Bad cards could not get one: young woman, black, and jazz (not as a singer, but as a band musician). But her skills as a pianist, arranger, composer spoke around so quickly that she soon got orders from the stars Duke Ellington and Benny Goodman.

Her story hit me, although hardly interested in jazz before around 1945, completely from the stool, and I finally started to listen until her friend Thelonius Monk appeared. And that with the immediately fascinating expression “zombie music”.

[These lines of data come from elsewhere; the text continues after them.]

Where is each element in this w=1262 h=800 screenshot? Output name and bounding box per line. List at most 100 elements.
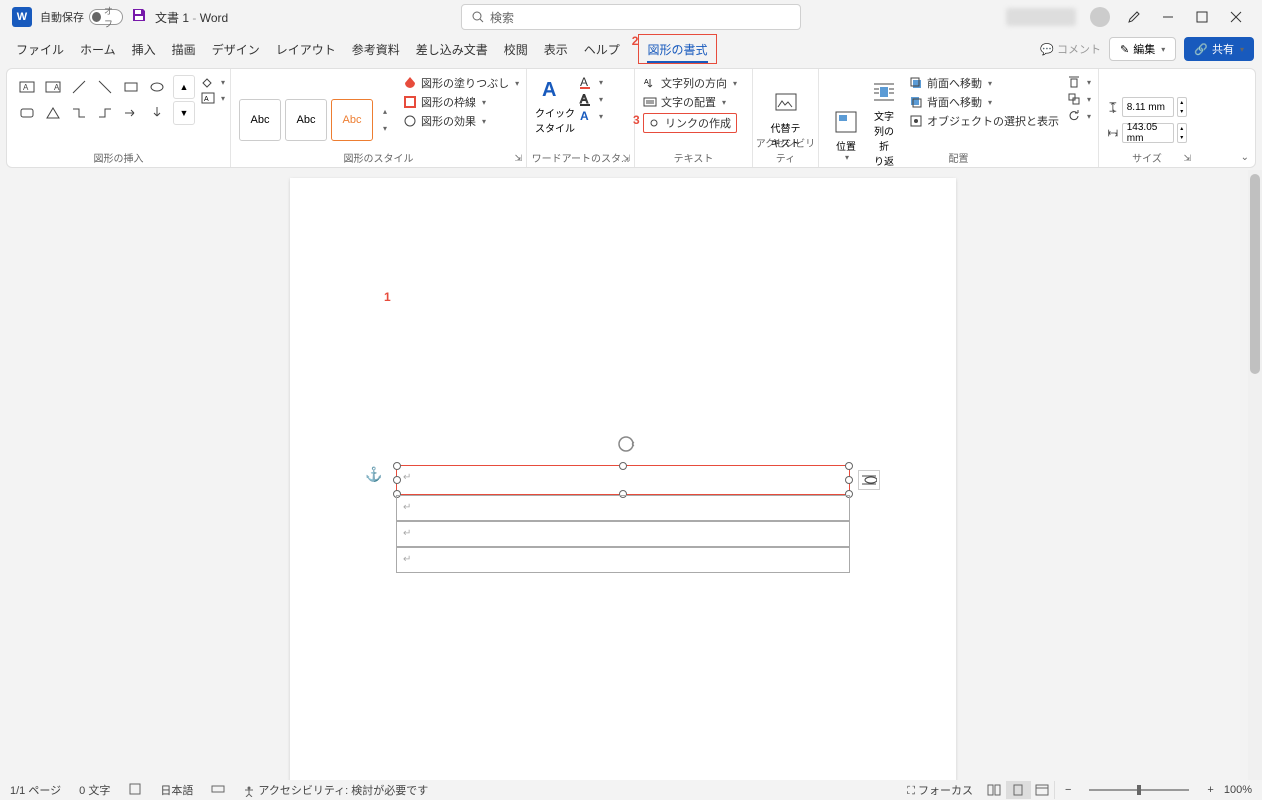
status-bar: 1/1 ページ 0 文字 日本語 アクセシビリティ: 検討が必要です ⛶ フォー… (0, 780, 1262, 800)
textbox-2[interactable]: ↵ (396, 495, 850, 521)
autosave-toggle[interactable]: 自動保存 オフ (40, 9, 123, 25)
focus-mode-button[interactable]: ⛶ フォーカス (907, 782, 973, 798)
size-launcher-icon[interactable]: ⇲ (1183, 153, 1191, 164)
tab-file[interactable]: ファイル (8, 34, 72, 64)
style-item-1[interactable]: Abc (239, 99, 281, 141)
callout-3: 3 (633, 113, 640, 127)
group-button[interactable]: ▾ (1067, 92, 1091, 106)
toggle-switch[interactable]: オフ (89, 9, 123, 25)
shape-arrow-icon[interactable] (119, 101, 143, 125)
rotate-button[interactable]: ▾ (1067, 109, 1091, 123)
shape-arrow-down-icon[interactable] (145, 101, 169, 125)
create-link-button[interactable]: リンクの作成 (643, 113, 737, 133)
selection-pane-button[interactable]: オブジェクトの選択と表示 (909, 113, 1059, 129)
width-input[interactable]: 143.05 mm (1122, 123, 1174, 143)
selected-textbox[interactable]: ↵ (396, 465, 850, 495)
shape-textbox-vert-icon[interactable]: A (41, 75, 65, 99)
read-mode-icon[interactable] (983, 781, 1007, 799)
shape-line2-icon[interactable] (93, 75, 117, 99)
ribbon-collapse-icon[interactable]: ⌄ (1241, 152, 1249, 163)
edit-shape-button[interactable]: ▾ (201, 75, 225, 89)
height-spinner[interactable]: ▴▾ (1177, 97, 1187, 117)
zoom-level[interactable]: 100% (1224, 784, 1252, 796)
tab-help[interactable]: ヘルプ (576, 34, 628, 64)
user-name (1006, 8, 1076, 26)
shape-effects-button[interactable]: 図形の効果▾ (403, 113, 519, 129)
shape-textbox-icon[interactable]: A (15, 75, 39, 99)
zoom-out-button[interactable]: − (1065, 784, 1071, 796)
word-count[interactable]: 0 文字 (79, 782, 110, 798)
wordart-launcher-icon[interactable]: ⇲ (622, 153, 630, 164)
maximize-button[interactable] (1192, 7, 1212, 27)
web-layout-icon[interactable] (1031, 781, 1055, 799)
tab-layout[interactable]: レイアウト (268, 34, 344, 64)
tab-reference[interactable]: 参考資料 (344, 34, 408, 64)
textbox-4[interactable]: ↵ (396, 547, 850, 573)
minimize-button[interactable] (1158, 7, 1178, 27)
shape-styles-launcher-icon[interactable]: ⇲ (514, 153, 522, 164)
bring-front-button[interactable]: 前面へ移動▾ (909, 75, 1059, 91)
user-avatar-icon[interactable] (1090, 7, 1110, 27)
tab-design[interactable]: デザイン (204, 34, 268, 64)
tab-draw[interactable]: 描画 (164, 34, 204, 64)
height-input[interactable]: 8.11 mm (1122, 97, 1174, 117)
shape-outline-button[interactable]: 図形の枠線▾ (403, 94, 519, 110)
textbox-3[interactable]: ↵ (396, 521, 850, 547)
layout-options-icon[interactable] (858, 470, 880, 490)
shape-elbow2-icon[interactable] (93, 101, 117, 125)
svg-text:A: A (54, 83, 60, 92)
language[interactable]: 日本語 (160, 782, 193, 798)
tab-mailings[interactable]: 差し込み文書 (408, 34, 496, 64)
shape-triangle-icon[interactable] (41, 101, 65, 125)
width-spinner[interactable]: ▴▾ (1177, 123, 1187, 143)
edit-button[interactable]: ✎ 編集 ▾ (1109, 37, 1176, 61)
text-direction-button[interactable]: A文字列の方向▾ (643, 75, 737, 91)
tab-insert[interactable]: 挿入 (124, 34, 164, 64)
style-gallery-more[interactable]: ▴▾ (377, 99, 393, 141)
ribbon-tabs: ファイル ホーム 挿入 描画 デザイン レイアウト 参考資料 差し込み文書 校閲… (0, 34, 1262, 64)
accessibility-status[interactable]: アクセシビリティ: 検討が必要です (243, 782, 428, 798)
search-box[interactable]: 検索 (461, 4, 801, 30)
text-align-button[interactable]: 文字の配置▾ (643, 94, 737, 110)
style-item-3[interactable]: Abc (331, 99, 373, 141)
shapes-more-down-icon[interactable]: ▼ (173, 101, 195, 125)
share-button[interactable]: 🔗 共有 ▾ (1184, 37, 1254, 61)
anchor-icon: ⚓ (365, 466, 382, 483)
scroll-thumb[interactable] (1250, 174, 1260, 374)
tab-view[interactable]: 表示 (536, 34, 576, 64)
zoom-slider[interactable] (1089, 789, 1189, 791)
print-layout-icon[interactable] (1007, 781, 1031, 799)
send-back-button[interactable]: 背面へ移動▾ (909, 94, 1059, 110)
shape-fill-button[interactable]: 図形の塗りつぶし▾ (403, 75, 519, 91)
page-count[interactable]: 1/1 ページ (10, 782, 61, 798)
text-outline-button[interactable]: A▾ (579, 92, 603, 106)
group-size: 8.11 mm ▴▾ 143.05 mm ▴▾ サイズ ⇲ (1099, 69, 1195, 167)
vertical-scrollbar[interactable] (1248, 170, 1262, 780)
pen-icon[interactable] (1124, 7, 1144, 27)
tab-shape-format[interactable]: 図形の書式 (638, 34, 716, 64)
shape-rect-icon[interactable] (119, 75, 143, 99)
display-settings-icon[interactable] (211, 782, 225, 799)
text-fill-button[interactable]: A▾ (579, 75, 603, 89)
shape-elbow-icon[interactable] (67, 101, 91, 125)
align-button[interactable]: ▾ (1067, 75, 1091, 89)
shape-line-icon[interactable] (67, 75, 91, 99)
tab-review[interactable]: 校閲 (496, 34, 536, 64)
search-icon (472, 11, 484, 23)
shapes-more-up-icon[interactable]: ▲ (173, 75, 195, 99)
rotate-handle-icon[interactable] (616, 434, 636, 457)
document-canvas[interactable]: 1 ⚓ ↵ ↵ ↵ ↵ (0, 170, 1248, 780)
quick-styles-button[interactable]: A (535, 75, 569, 103)
tab-home[interactable]: ホーム (72, 34, 124, 64)
group-wordart: A クイック スタイル A▾ A▾ A▾ ワードアートのスタ... ⇲ (527, 69, 635, 167)
text-effects-button[interactable]: A▾ (579, 109, 603, 123)
shape-roundrect-icon[interactable] (15, 101, 39, 125)
close-button[interactable] (1226, 7, 1246, 27)
style-item-2[interactable]: Abc (285, 99, 327, 141)
save-icon[interactable] (131, 7, 147, 28)
spellcheck-icon[interactable] (128, 782, 142, 799)
comment-button[interactable]: 💬 コメント (1040, 41, 1101, 57)
zoom-in-button[interactable]: + (1207, 784, 1213, 796)
draw-textbox-button[interactable]: A▾ (201, 91, 225, 105)
shape-oval-icon[interactable] (145, 75, 169, 99)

In the mid -30s, Mary Lou Williams met the teenager Monk in “Kaycee” (Kansas City), who also played with a “Evangelist Or a Medicine Show”, and both of them were the first to have played these “weird harmonies” (with which he should be conspicuous), “only that we called this in those days› Zombie Music ‘, and that was mainly for musicians Provided presence. Why Zombie Music? Because the crazy chords reminded us of the music from ›Frankenstein‹ or another horror film. «

Trying around curiously-that was something special about this extraordinary Mrs. Williams that she always kept up the blues-gospel-ragtime tradition from which she came and at the same time observed and had any renewal. She angrily told about the problems that had to deal with the zombie aspects of jazz in the early 1940s in New York. For African Americans it was the same old story that innovative things were always stolen and exploited quickly and “as usual in the music business” would be the names “that have enough money for paid publicity”. Until Monk has finally announced: “We are now doing something new that they cannot steal because they cannot play it.” The “music reactionary only said bad stuff about BOP from the start,” wrote Williams-because Bebop, Jean Améry wrote, “the violent revolution in jazz”.

With the revolutionaries around Monk and Art Blakey, who had started as a teenager in her band, she had hardly been on Milton’s or another stage because she had a permanent commitment, but always in the middle. With “Disc Jockeys and New Papers”, they ran at four in the morning when all the jobs were done in their apartment, “we played and exchanged ideas” and “really hit the plaster.” Which typically led to their classification as “Mother of Bebop”. Why not sister? Why not the nurse right away! She did not take any drugs, but founded aid organizations several times, not only for the many jazzers who were difficult to do.

Zombiemusic, crazy chords against any kind of music reactionary, should never forget in the next few decades. Regardless of whether she took up lessons for folkways or her own Mary Records records, had to get through bad phases, became a Catholic, orchestra works, with Dizzy Gillespie in the flash of lightning, got a doctorate: she remained unpredictable, always connected to the blues roots and at a standstill. What kind of statement was one of her last albums in 1978: a concert, the best hate food for jazzologists who don’t understand improvised fun, a crazy zombie meeting with the brutal avant-gardist Cecil Taylor, who, like all the big ones, knew the old stories and, as it were, often violent and as it were, as the little Mary Lou, also with fists and elbows built up.

In jazz lexica she gets, if at all, only a little space, and even in the extensive new, entirely dedicated to the African Americans “The Sound of Rebellion – on the political aesthetics of jazz” only a few lines, but she is present in the United States. With three biographies, a “Mary Lou Williams Woman in Jazz Festival” (until now at the Kennedy Center), a foundation to promote the youngest, new recordings (e.g. Geri Allen with Oliver Lake and Andrew Cyrille) or, as is the case, a hymn from Moor Mother on her History Hiphop-Jazz-Poetry Collage album “Jazz Codes”.

The mother of Zombiemusic had already written sentences for the future in her unfortunately never continued memoirs from 1954: “I will never admire a robot pianist, whose runs only come from his studies and not from his feelings.”